School autonomy is a threat to the spread of best practice teaching and learning between schools according to a submission to the Senate inquiry on teaching and learning by Save Our Schools (SOS). National convenor, Trevor Cobbold, said school autonomy creates incentives not to share good practice which need to be countered by promoting more collaboration between schools.

“Sharing knowledge within systems is critical for school improvement, but knowledge about good education practice is sticky under school autonomy. It tends to stay where it is and not spread.

“This is one of the major costs of school autonomy not acknowledged by Australian governments in extending school autonomy. More autonomy encourages schools to see themselves as isolated silos rather than as part of a system working together for school improvement. Autonomous schools have a strong incentive to keep knowledge to themselves rather than share it, especially with the publication of school results and league tables.

“Recent evidence from England and New Zealand shows that school autonomy has undermined collaboration and the spread of best practice in teaching and learning as schools compete with each other for market position.

“There have been calls in both countries for government support for more collaboration to overcome incentives against the spread of knowledge.

“The head of research at the New Zealand Council for Educational Research, Dr. Cathy Wylie, says that the lack of connections between schools under school autonomy makes it difficult to harness and use all the knowledge and actions needed to keep developing the quality of New Zealand education.
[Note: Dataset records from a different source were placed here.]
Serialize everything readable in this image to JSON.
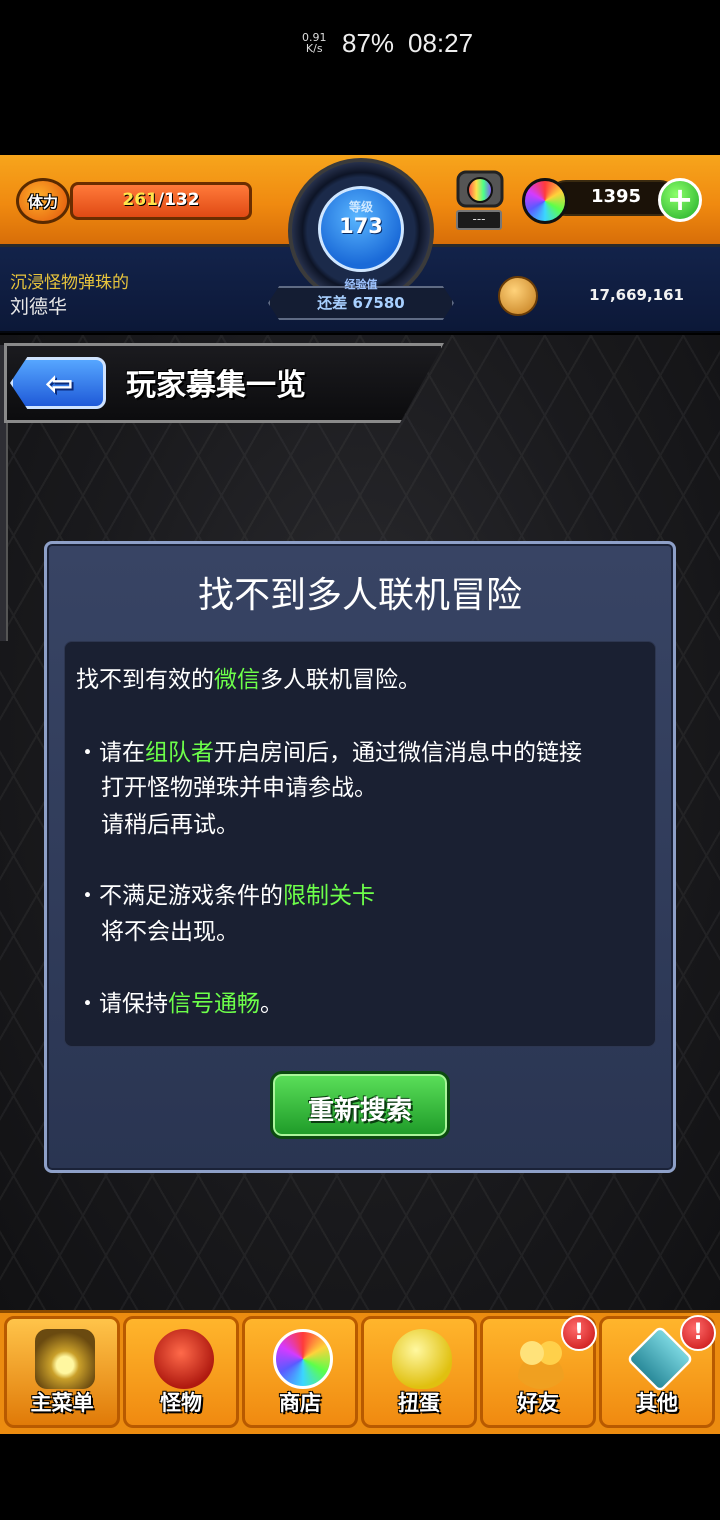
{
  "status_bar": {
    "speed_value": "0.91",
    "speed_unit": "K/s",
    "battery": "87%",
    "time": "08:27"
  },
  "header": {
    "stamina_label": "体力",
    "stamina_current": "261",
    "stamina_max": "/132",
    "stamina_fill_fraction": 1.0,
    "level_label": "等级",
    "level_value": "173",
    "exp_label": "经验值",
    "exp_remaining": "还差 67580",
    "chest_label": "---",
    "orb_count": "1395",
    "orb_add_symbol": "+",
    "player_subtitle": "沉浸怪物弹珠的",
    "player_name": "刘德华",
    "gold_count": "17,669,161"
  },
  "page": {
    "back_symbol": "⇦",
    "title": "玩家募集一览"
  },
  "dialog": {
    "title": "找不到多人联机冒险",
    "line1_a": "找不到有效的",
    "line1_hl": "微信",
    "line1_b": "多人联机冒险。",
    "line2_a": "・请在",
    "line2_hl": "组队者",
    "line2_b": "开启房间后，通过微信消息中的链接",
    "line3": "打开怪物弹珠并申请参战。",
    "line4": "请稍后再试。",
    "line5_a": "・不满足游戏条件的",
    "line5_hl": "限制关卡",
    "line6": "将不会出现。",
    "line7_a": "・请保持",
    "line7_hl": "信号通畅",
    "line7_b": "。",
    "retry_button": "重新搜索"
  },
  "bottom_nav": {
    "items": [
      {
        "label": "主菜单",
        "icon": "castle-gate-icon",
        "active": true
      },
      {
        "label": "怪物",
        "icon": "monster-icon"
      },
      {
        "label": "商店",
        "icon": "rainbow-orb-icon"
      },
      {
        "label": "扭蛋",
        "icon": "gacha-egg-icon"
      },
      {
        "label": "好友",
        "icon": "friends-icon",
        "alert": "!"
      },
      {
        "label": "其他",
        "icon": "other-icon",
        "alert": "!"
      }
    ]
  },
  "colors": {
    "highlight_green": "#6dff4a",
    "header_orange": "#f08a10",
    "header_navy": "#13234a",
    "dialog_bg": "#2a3552",
    "retry_green": "#1e9a28"
  }
}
She recommends fundamental changes to the system to build greater collaboration with a return to more central and regional support for schools.

“Increasing collaboration between schools is also a key recommendation of the recent Academies Commission report in England. It said that many academies – the English version of independent public schools – were targeting their energies at competition rather than collaboration. The Commission called for a more systematic approach by government and education authorities to support collaboration between schools.”

Mr. Cobbold said that the incentives against sharing successful education practices is one reason why school autonomy has very little to no impact on student achievement as shown by a comprehensive review of research studies contained in the SOS submission to the Senate inquiry.

“The most recent research evidence on the success of school autonomy in budgeting and staffing in improving student achievement is far from compelling. Some studies show positive effects, but the mass of evidence from several countries including New Zealand, England, Sweden and the United States is that it has little or no impact on student achievement.

“OECD research has found that in the vast majority of countries participating in PISA 2009, including in Australia, there was no significant difference between student achievement in schools with a high degree of autonomy in hiring teachers and over the school budget and in schools with lower autonomy.

“The recent review of academy schools in England concluded that they are not a ‘panacea’ for school improvement and that ‘greater independence and freedom are not sufficient in themselves to secure improvement’.”

Mr. Cobbold said that Australian governments should support greater collaboration and networks between schools to counter the incentives created by school autonomy to restrict the spread of knowledge about good teaching and learning practices.

“We need more collaboration, not less.

“Australian governments are increasing school autonomy in the expectation, against the weight of research evidence, that it will increase student achievement. The very real danger is that by restricting the spread of knowledge it may worsen results. As the deputy director of education at the OECD, Andreas Schleicher, has pointed out, school systems that have higher school autonomy without a culture of collaboration tend to have lower overall results.

“Save Our Schools recommends that the Federal Government negotiate a new partnership agreement with state and territory governments to provide funding support for more collaboration between schools to share best practice in teaching and learning. The National Partnership on Empowering Local Schools should be complemented by a National Partnership on Supporting Collaboration between Schools.”